SignaKitdocs
Concepts

A/B Testing: How It Works and How to Run Experiments

Learn how A/B testing works, how SignaKit handles bucketing and statistical analysis, and how to run your first controlled experiment.

A/B Testing

What is A/B Testing?

A/B testing (also called split testing) is a method of comparing two or more versions of something — a feature, a UI design, a copy variant — by showing different versions to different users and measuring which performs better. Rather than making decisions based on intuition, A/B testing gives you statistical evidence: variation A converted at 3.2%, variation B converted at 4.1%, and the difference is statistically significant.

The core principle is control vs. treatment. The control group sees the existing experience; the treatment group sees the new one. By splitting users randomly and measuring their behavior, you can attribute differences in outcomes to the change itself rather than to external factors.

Key concepts to understand before running your first test: statistical significance (how confident you are the result is real, not random chance), sample size (how many users you need before the result is trustworthy), and peeking bias (why reading results early before collecting enough data leads to false conclusions). Each of these is covered in the sections below.

In SignaKit, every A/B test is a flag with multiple variations and a fixed traffic split. You define the split, call decide(), and SignaKit handles bucketing, exposure tracking, and results.


What makes up an A/B test

A test has three parts:

  • Variations — named experiences the user can receive. A standard A/B test has control (the existing behavior) and treatment (the new behavior). A multivariate test adds more: control, v1, v2, and so on.
  • Traffic split — the percentage of users routed to each variation. Percentages must total 100. A classic 50/50 split sends half your users to each side. A 33/33/34 split covers three variations.
  • Metrics — the conversion events you measure to determine a winner.

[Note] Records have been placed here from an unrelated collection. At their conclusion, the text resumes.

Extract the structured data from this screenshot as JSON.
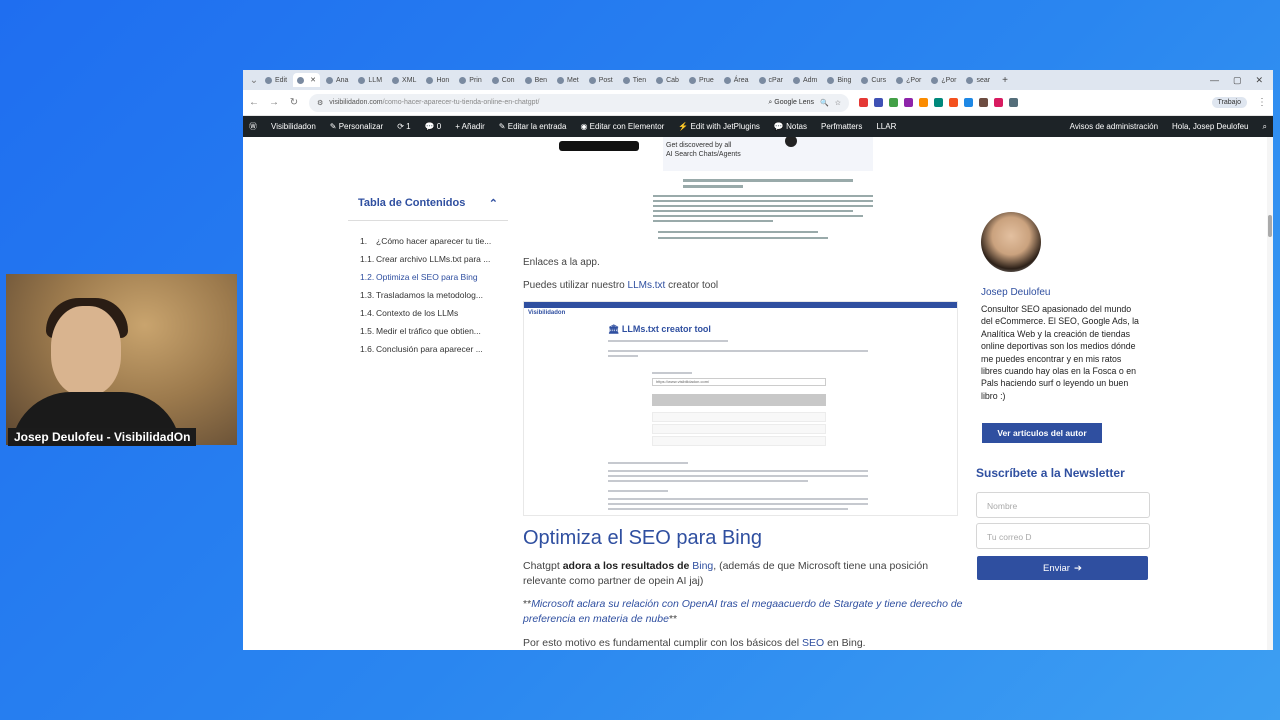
{
  "webcam": {
    "name_label": "Josep Deulofeu - VisibilidadOn"
  },
  "browser": {
    "tabs": [
      "Edit",
      "",
      "Ana",
      "LLM",
      "XML",
      "Hon",
      "Prin",
      "Con",
      "Ben",
      "Met",
      "Post",
      "Tien",
      "Cab",
      "Prue",
      "Área",
      "cPar",
      "Adm",
      "Bing",
      "Curs",
      "¿Por",
      "¿Por",
      "sear"
    ],
    "new_tab_symbol": "+",
    "url_domain": "visibilidadon.com",
    "url_path": "/como-hacer-aparecer-tu-tienda-online-en-chatgpt/",
    "lens_label": "Google Lens",
    "profile_label": "Trabajo"
  },
  "wp_admin_bar": {
    "site": "Visibilidadon",
    "personalize": "Personalizar",
    "updates": "1",
    "comments": "0",
    "add": "Añadir",
    "edit_post": "Editar la entrada",
    "elementor": "Editar con Elementor",
    "jetplugins": "Edit with JetPlugins",
    "notes": "Notas",
    "perfmatters": "Perfmatters",
    "llar": "LLAR",
    "admin_notices": "Avisos de administración",
    "greeting": "Hola, Josep Deulofeu"
  },
  "toc": {
    "title": "Tabla de Contenidos",
    "items": [
      {
        "num": "1.",
        "label": "¿Cómo hacer aparecer tu tie..."
      },
      {
        "num": "1.1.",
        "label": "Crear archivo LLMs.txt para ..."
      },
      {
        "num": "1.2.",
        "label": "Optimiza el SEO para Bing"
      },
      {
        "num": "1.3.",
        "label": "Trasladamos la metodolog..."
      },
      {
        "num": "1.4.",
        "label": "Contexto de los LLMs"
      },
      {
        "num": "1.5.",
        "label": "Medir el tráfico que obtien..."
      },
      {
        "num": "1.6.",
        "label": "Conclusión para aparecer ..."
      }
    ]
  },
  "article": {
    "top_banner_heading": "Get discovered by all AI Search Chats/Agents",
    "app_link": "Enlaces a la app.",
    "tool_prefix": "Puedes utilizar nuestro ",
    "tool_link": "LLMs.txt",
    "tool_suffix": " creator tool",
    "app_logo": "Visibilidadon",
    "app_title": "🏛 LLMs.txt creator tool",
    "app_input_value": "https://www.visibilidadon.com/",
    "h2": "Optimiza el SEO para Bing",
    "p1_a": "Chatgpt ",
    "p1_b": "adora a los resultados de ",
    "p1_link": "Bing",
    "p1_c": ", (además de que Microsoft tiene una posición relevante como partner de opein AI jaj)",
    "p2_stars_open": "**",
    "p2_italic": "Microsoft aclara su relación con OpenAI tras el megaacuerdo de Stargate y tiene derecho de preferencia en materia de nube",
    "p2_stars_close": "**",
    "p3_a": "Por esto motivo es fundamental cumplir con los básicos del ",
    "p3_link": "SEO",
    "p3_b": " en Bing."
  },
  "sidebar": {
    "author_name": "Josep Deulofeu",
    "bio": "Consultor SEO apasionado del mundo del eCommerce. El SEO, Google Ads, la Analítica Web y la creación de tiendas online deportivas son los medios dónde me puedes encontrar y en mis ratos libres cuando hay olas en la Fosca o en Pals haciendo surf o leyendo un buen libro :)",
    "author_button": "Ver artículos del autor",
    "newsletter_title": "Suscríbete a la Newsletter",
    "name_placeholder": "Nombre",
    "email_placeholder": "Tu correo D",
    "send_label": "Enviar",
    "send_arrow": "➔"
  },
  "colors": {
    "accent": "#2f4fa0",
    "wpbar": "#1d2327",
    "desktop": "#2a86f0"
  }
}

You configure the flag and traffic split in the dashboard. The SDK handles the rest.


Running an experiment in code

Call decide() and branch on variationKey

decide() returns a decision object. For an A/B test, check decision.variationKey to determine which experience to render. The flag must be enabled for a decision to be returned — guard against null.

server.ts
const userCtx = client.createUserContext(userId, attributes)
const decision = userCtx.decide('checkout-redesign')

if (!decision) {
  // flag is off or user is not in the experiment
  renderDefault()
  return
}

if (decision.variationKey === 'treatment') {
  renderNewCheckout()
} else {
  // control — existing experience
  renderCurrentCheckout()
}
CheckoutPage.tsx
import { useFlag } from '@signakit/flags-react'

function CheckoutPage() {
  const decision = useFlag('checkout-redesign')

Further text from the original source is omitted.